Add a way to get a language given an alias

highlightjs / highlight.js

JavaScript syntax highlighter with language auto-detection and zero dependencies.

https://highlightjs.org/

BSD 3-Clause "New" or "Revised" License

23.31k stars 3.52k forks source link

Add a way to get a language given an alias #3938

Closed nmangold closed 3 months ago

nmangold commented 6 months ago

Is your request related to a specific problem you're having? I am using CKEditor 5, which allows code blocks in languages such as HTML. An HTML code block will produce the class language-html. When importing the language to be highlighted, html.min.js does not exist. To highlight an HTML code block, the user would be required to select an XML code block instead. Unless, the application maintains a mapping of aliases and languages.

The solution you'd prefer / feature you'd like to see added... A method that when given an alias, returns the appropriate language.

joshgoebel commented 6 months ago

highlight(code, {language: "html"}) (or the dynamic equivalent) should work fine if XML is already registered - you only need to know the alias... or are you saying you're trying to start with nothing and load grammars on the fly?

nmangold commented 6 months ago

Start with nothing, and load grammars on the fly.

joshgoebel commented 6 months ago

I don't think this makes sense in the core no-grammars highlight.js library file - since that core includes no grammars - and when you build with bundled grammars this information is already available to query. It could make sense to add as some sort of separate grammars.json index file though (that could ship with our node and CDN packaging).

This isn't 100% trivial though since the aliases aren't available statically [at build-time] - you'd need to build then execute the built grammars to learn their aliases.

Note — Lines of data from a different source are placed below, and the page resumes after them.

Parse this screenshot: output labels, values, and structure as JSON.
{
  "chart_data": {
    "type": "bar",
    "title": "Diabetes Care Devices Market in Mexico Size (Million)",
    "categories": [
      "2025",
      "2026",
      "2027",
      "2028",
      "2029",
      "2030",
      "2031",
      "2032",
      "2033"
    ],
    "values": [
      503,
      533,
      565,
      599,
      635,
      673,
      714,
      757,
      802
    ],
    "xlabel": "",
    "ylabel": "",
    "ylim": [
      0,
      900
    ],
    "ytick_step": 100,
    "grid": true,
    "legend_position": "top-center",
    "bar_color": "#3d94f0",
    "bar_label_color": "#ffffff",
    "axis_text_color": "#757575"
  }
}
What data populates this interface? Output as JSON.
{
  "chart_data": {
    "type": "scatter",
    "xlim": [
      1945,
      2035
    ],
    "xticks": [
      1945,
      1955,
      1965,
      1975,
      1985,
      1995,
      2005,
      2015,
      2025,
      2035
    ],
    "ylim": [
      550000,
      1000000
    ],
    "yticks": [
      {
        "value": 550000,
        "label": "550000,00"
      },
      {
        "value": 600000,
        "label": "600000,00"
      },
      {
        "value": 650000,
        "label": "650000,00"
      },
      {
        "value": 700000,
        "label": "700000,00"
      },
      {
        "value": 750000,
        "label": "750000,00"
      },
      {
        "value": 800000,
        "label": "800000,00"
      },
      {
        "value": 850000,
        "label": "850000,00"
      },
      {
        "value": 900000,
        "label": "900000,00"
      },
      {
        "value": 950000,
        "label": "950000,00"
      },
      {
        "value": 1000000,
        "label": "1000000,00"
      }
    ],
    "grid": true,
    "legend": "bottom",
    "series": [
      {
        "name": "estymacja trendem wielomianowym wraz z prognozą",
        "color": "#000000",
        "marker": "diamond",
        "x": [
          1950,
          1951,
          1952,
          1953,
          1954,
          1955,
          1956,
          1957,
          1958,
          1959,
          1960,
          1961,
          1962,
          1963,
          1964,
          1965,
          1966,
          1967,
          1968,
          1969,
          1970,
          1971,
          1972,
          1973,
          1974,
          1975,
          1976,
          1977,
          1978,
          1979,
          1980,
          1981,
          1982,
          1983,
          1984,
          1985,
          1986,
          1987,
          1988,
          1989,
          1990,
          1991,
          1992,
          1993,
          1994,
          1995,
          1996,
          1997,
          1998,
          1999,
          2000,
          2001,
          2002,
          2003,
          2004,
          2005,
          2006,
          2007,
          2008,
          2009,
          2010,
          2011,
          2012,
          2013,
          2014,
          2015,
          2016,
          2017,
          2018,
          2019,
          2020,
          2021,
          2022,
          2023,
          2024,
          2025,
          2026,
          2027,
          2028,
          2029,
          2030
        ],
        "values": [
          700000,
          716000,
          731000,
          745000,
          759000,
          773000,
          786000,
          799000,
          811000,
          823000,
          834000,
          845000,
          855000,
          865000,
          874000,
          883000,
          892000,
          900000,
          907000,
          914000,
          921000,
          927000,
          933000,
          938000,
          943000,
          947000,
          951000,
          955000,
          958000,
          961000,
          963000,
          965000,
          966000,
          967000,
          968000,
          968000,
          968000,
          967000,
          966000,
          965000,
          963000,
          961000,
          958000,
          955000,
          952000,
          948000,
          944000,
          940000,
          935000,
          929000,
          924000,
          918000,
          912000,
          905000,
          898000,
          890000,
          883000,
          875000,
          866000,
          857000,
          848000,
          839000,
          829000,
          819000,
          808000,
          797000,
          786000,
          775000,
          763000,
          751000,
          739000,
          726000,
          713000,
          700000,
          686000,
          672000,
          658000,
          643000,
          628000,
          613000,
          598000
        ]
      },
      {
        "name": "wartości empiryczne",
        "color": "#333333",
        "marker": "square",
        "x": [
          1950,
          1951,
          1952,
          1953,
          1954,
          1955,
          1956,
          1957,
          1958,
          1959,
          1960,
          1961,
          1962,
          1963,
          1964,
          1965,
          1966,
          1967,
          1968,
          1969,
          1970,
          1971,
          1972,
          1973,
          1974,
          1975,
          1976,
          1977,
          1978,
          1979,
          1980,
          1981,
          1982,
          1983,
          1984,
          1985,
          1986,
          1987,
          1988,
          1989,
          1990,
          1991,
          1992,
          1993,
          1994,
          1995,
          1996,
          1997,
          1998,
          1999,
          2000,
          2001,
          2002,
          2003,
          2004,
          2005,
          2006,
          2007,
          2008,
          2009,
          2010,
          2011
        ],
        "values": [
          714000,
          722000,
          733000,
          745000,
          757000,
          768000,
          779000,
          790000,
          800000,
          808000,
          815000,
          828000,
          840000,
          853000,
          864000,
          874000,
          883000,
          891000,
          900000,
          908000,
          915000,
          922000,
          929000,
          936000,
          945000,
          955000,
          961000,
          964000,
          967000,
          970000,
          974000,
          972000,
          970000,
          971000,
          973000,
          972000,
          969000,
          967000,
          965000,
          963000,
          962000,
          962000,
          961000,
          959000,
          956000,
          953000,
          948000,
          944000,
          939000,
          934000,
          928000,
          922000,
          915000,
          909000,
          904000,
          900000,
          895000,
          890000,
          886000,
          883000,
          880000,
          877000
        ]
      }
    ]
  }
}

That might not be so bad though with dynamic imports, I'm not sure.

Are you interested in working on a PR that might build such an index file?

nmangold commented 6 months ago

I am not very familiar with this project yet, and I do not know the first place to start. I was hoping there was already a way to do such a lookup, and I just couldn't find the documentation.

The approach I am using is to load the no-grammars library file, and then only the grammars that are needed via the CDN. I assume the solution you're suggesting to include the mapping file in the CDN is the only way I will be able to do that. Is there a better approach I could be taking?

Otherwise, I could make an attempt at a PR. It sounds like I would need to build each grammar, extract the aliases, and build the file? Sorry if this doesn't make sense. I am still very confused myself.

joshgoebel commented 6 months ago

... sounds like I would need to build each grammar

The build system does this already.

extract the aliases, and build the file?

Yep. But extraction requires executing each grammar since they are code, not raw data...

joshgoebel commented 3 months ago

It seems either we need to run the grammars at built time (which seems icky), or make the aliases static meta-data in the comment header... but that would break the API (removing aliases from the runtime grammars) or require us to duplicate the alias data both dynamically and statically - also icky.

I don't think this is as trivial as it seems and also seems like an edge case. Are you interested in doing the work on this yourself - and accepting it might end up as a 3rd plugin plugin if I feel the complexity is too high? Otherwise I'll probably close this as a #wontfix for now.